Las tropas estaban «en su lugar descanso»; se empezaba a pasar lista. Unos y otros se estiraban, como si estuvieran ya cansados por esta primera jornada, y después contestaban: «¡Presente!» o un silencio de algunos segundos seguía al llamado del apellido gritado.
Las ausencias no causaban sorpresa.
Después de seis meses de sitio y dos meses de guerra civil, los huecos en las filas eran numerosos, pues el hambre, las fiebres, las epidemias diezmaban a los pobres. No se contaban ya los que faltaban. El hombre se acostumbra a todo, aun al sufrimiento y al peligro.
De pronto, el capitán de una compañía gritó: «¡Pedro Rosny!» Y como nadie contestaba, dijo con tono de sorpresa:
-¿Cómo, Pedro Rosny no está?
Un guardia nacional salió de las filas.
-Pedro se nos unirá, ciudadano, en La Punta del Día. Esta mañana tiene que oir la conlsulta convocada para su hijo.
Invocada, por otro cualquiera, esta escena hubiera provocado risas y chanzas; pero, tratándose de Rosny, nadie dijo nada. Era un valiente, un convencido que había dado ya muchas pruebas de su patriotismo y de su arrojo. Nadie se hubiera permitido dudar de él. Si no estaba presente, era que no podía venir. No se sospechaba en modo alguno de su buena voluntad ni de su valor.

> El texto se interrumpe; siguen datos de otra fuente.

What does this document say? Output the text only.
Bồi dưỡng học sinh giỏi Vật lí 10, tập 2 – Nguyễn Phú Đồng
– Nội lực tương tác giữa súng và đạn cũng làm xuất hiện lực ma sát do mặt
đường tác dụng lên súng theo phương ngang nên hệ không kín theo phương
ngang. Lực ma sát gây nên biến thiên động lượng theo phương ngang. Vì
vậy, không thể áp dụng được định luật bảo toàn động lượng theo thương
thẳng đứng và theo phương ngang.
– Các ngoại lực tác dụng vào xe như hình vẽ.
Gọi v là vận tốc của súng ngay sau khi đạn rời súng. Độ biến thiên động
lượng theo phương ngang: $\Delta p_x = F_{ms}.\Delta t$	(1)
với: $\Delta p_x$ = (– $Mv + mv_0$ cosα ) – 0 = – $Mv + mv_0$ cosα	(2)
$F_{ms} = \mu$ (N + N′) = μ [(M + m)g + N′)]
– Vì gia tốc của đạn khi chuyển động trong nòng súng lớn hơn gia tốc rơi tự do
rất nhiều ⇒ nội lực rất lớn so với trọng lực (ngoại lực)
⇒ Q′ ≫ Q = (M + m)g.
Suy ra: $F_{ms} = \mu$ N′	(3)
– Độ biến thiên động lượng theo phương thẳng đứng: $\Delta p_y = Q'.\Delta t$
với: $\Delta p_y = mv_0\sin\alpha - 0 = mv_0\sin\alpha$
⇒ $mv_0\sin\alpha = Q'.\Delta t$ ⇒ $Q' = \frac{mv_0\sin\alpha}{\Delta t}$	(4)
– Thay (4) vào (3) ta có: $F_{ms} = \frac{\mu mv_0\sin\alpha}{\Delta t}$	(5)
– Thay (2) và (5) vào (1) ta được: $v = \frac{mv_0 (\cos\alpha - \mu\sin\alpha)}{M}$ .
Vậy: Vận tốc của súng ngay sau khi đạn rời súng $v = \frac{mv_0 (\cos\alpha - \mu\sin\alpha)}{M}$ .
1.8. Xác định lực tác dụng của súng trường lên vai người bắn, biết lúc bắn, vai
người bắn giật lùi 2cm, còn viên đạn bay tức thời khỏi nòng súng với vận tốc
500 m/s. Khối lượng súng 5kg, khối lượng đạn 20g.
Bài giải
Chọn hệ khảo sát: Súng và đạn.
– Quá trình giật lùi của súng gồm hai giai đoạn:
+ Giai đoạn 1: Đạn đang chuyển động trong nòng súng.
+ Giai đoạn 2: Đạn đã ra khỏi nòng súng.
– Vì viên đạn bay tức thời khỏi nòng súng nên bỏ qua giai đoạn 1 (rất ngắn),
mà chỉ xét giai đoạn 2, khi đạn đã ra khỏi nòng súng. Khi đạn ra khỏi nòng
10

Durante una hora, se oyó una serie ininterrumpida de órdenes y contraórdenas, y de llamadas. Algunos oficiales pasaban al galope y se alejaban en dirección a la calle Real; las cantineras iban de escuadra en escuadra, ofreciendo una copa de aguardiente que nadie rechazaba, pero las conversaciones eran escasas y no se observaba la animación y entusiasmo de los primeros días. Una inmensa laxitud que rayaba en asco atenazaba los corazones y las voluntades.
Al fin aparecieron doce baterías de artillería, que salían de las Tullerías, arrastradas al trote largo por caballos vigorosos. Fue un ruido de trueno el que produjo el desfile de los cañones por los Campos Elíseos, con sus bocas de bronce mirando hacia ese París que querían defender. Un hombre alto, enjuto, vestido de levita negra, dio algunos pasos en la calzada, echando una rápida y aguda mirada sobre los batallones alineados. Inclinaba un poco la cabeza al andar, como si no pudiera soportar el peso de la responsabilidad que llevaba. El ojo fijo y brillante se iluminaba por instantes con rápidos relámpagos.
Se presentía, al verlo, una voluntad pensante. Un ligero estremecimiento nervioso agitaba la parte baja de su rostro. Cuando esto sucedía sus labios pálidos entreabríanse, descubriendo dientes blanquísimos. Este hombre era el ciudadano Delescluze, delegado de la guerra. Subió a un banco y levantó la mano. Todos los batallones rompieron la marcha con orden admirable. A fuerza de batirse, estos obreros se hacían soldados. Luego, bajo la poderosa voluntad de ese sublevado, sentían ablandarse las antiguas rebeliones: siempre dispuestas a saltar en sus almas. La larga fila negra se engolfó en la avenida de los Campos Elíseos, bañada por un magnífico sol de mayo. Entre todo este aparato guerrero, la artillería más amenazadora desentonaba en medio del concierto primaveral.